- Das bei großen Ganzzahloperationen auftretende Carry-Problem (Übertrag) ist ein Hauptgrund dafür, dass sich Operationen nur schwer parallelisieren lassen
- In der x86-Architektur ist die
adc-Instruktion zur Carry-Verarbeitung langsamer als die normale add-Instruktion, und aufeinanderfolgende Carry-Verarbeitung begrenzt die parallele Ausführung
- Mit der Radix-2^51-Darstellung lässt sich die Carry-Weitergabe verzögern, sodass mehr Additionen schnell ausgeführt werden können
- Jedem Limb (Teilwert) werden nur 51 oder 52 Bit zugewiesen, sodass der verbleibende obere Bitbereich als temporärer Carry-Speicher genutzt werden kann
- Diese Technik liefert trotz zusätzlicher Registerverwendung und Umwandlungskosten in der Praxis eine bessere Performance als die Radix 2^64
Schnelle Addition und Subtraktion: das Carry-Problem
- Bei der Addition großer Ganzzahlen ist es wie beim händischen Rechnen mit Überträgen: Auch für Computer erschwert Carry die Parallelisierung des Additionsalgorithmus
- Grundsätzlich addieren wir von rechts (niedrigwertige Stellen) nach links, wobei ein an jeder Stelle entstehender Carry an die nächste höhere Stelle weitergegeben wird
- Würde man stattdessen von links mit der Addition beginnen, beeinflusst der vorherige Carry die Berechnung der nächsten Stelle, sodass sich die Reihenfolge der Operationen nicht parallelisieren lässt
Carry-Verarbeitung im Computer
- Computer führen Additionen in Einheiten von 64-Bit-Ganzzahlen aus
- Eine 256-Bit-Ganzzahl lässt sich zwar scheinbar in vier 64-Bit-Limbs zerlegen und parallel addieren, tatsächlich muss aber Overflow (Carry) verarbeitet werden, damit das Ergebnis korrekt ist
- x86 besitzt mit
adc (add with carry) eine Instruktion, die die Carry-Verarbeitung automatisch übernimmt
Ursache des Performance-Verlusts
- Die
adc-Instruktion benötigt mit dem Carry-Flag einen zusätzlichen Eingabewert und ist daher im Vergleich zu einfachem add weniger performant
- In der Haswell-Architektur kann
add parallel über mehrere Ports ausgeführt werden, während adc zwangsläufig seriell ausgeführt werden muss
- Besonders bei SIMD-Instruktionen (
vpaddq usw.) ist parallele Addition ohne Carry deutlich schneller
Die Idee, Carry zu verzögern (Beispiel auf Papier)
- Um Carry zu reduzieren, kann man den Stellenbereich erweitern (z.
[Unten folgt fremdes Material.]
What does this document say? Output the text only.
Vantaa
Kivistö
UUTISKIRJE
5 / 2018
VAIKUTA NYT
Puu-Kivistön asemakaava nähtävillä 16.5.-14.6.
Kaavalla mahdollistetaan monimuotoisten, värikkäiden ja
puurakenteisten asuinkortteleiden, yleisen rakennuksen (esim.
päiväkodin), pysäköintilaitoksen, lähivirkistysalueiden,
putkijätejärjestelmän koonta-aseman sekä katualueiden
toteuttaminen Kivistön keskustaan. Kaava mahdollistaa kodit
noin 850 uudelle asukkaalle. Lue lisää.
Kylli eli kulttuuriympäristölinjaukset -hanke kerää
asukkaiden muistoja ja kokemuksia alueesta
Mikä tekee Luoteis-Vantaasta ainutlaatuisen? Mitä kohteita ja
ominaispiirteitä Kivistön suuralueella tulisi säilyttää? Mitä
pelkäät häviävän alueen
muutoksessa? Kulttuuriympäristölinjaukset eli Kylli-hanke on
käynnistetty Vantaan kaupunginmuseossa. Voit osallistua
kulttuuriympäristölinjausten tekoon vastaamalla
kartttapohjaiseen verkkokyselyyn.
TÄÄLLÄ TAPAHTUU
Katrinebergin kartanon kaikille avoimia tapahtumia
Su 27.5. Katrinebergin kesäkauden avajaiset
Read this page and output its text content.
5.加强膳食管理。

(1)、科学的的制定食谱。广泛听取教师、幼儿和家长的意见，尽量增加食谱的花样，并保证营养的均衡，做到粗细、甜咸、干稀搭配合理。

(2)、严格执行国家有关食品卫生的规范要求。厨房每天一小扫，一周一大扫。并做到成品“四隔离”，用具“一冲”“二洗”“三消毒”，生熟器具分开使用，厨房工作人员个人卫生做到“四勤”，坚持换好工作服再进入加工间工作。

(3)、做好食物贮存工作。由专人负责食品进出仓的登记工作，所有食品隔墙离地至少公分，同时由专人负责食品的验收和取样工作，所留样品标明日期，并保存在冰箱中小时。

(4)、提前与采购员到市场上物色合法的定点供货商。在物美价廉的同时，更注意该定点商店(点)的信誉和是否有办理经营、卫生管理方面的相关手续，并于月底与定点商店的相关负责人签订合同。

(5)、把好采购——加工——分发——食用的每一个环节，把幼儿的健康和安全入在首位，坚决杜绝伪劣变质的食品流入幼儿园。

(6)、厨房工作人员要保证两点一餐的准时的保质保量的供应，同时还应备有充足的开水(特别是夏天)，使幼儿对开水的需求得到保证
B. von 0-9 auf insgesamt 37 Stellen mit 0-9, A-Z und *), sodass sich vorübergehend mehrere Zahlen ohne Carry addieren lassen
- So können mehrere Additionen ohne Carry-Weitergabe durchgeführt und der Carry erst am Ende in einem Schritt bereinigt (normalisiert) werden
- Dieses Konzept trennt die Akkumulation und Weitergabe von Carry und sorgt dafür, dass Carry erst im Endschritt verarbeitet wird
- Wenn in der tatsächlichen Berechnung Werte oberhalb der Stellenbasis entstehen, wird der Carry anschließend von rechts nach links der Reihe nach übernommen
Anwendung der Carry-Verzögerung im Computer (Radix-2^51-Trick)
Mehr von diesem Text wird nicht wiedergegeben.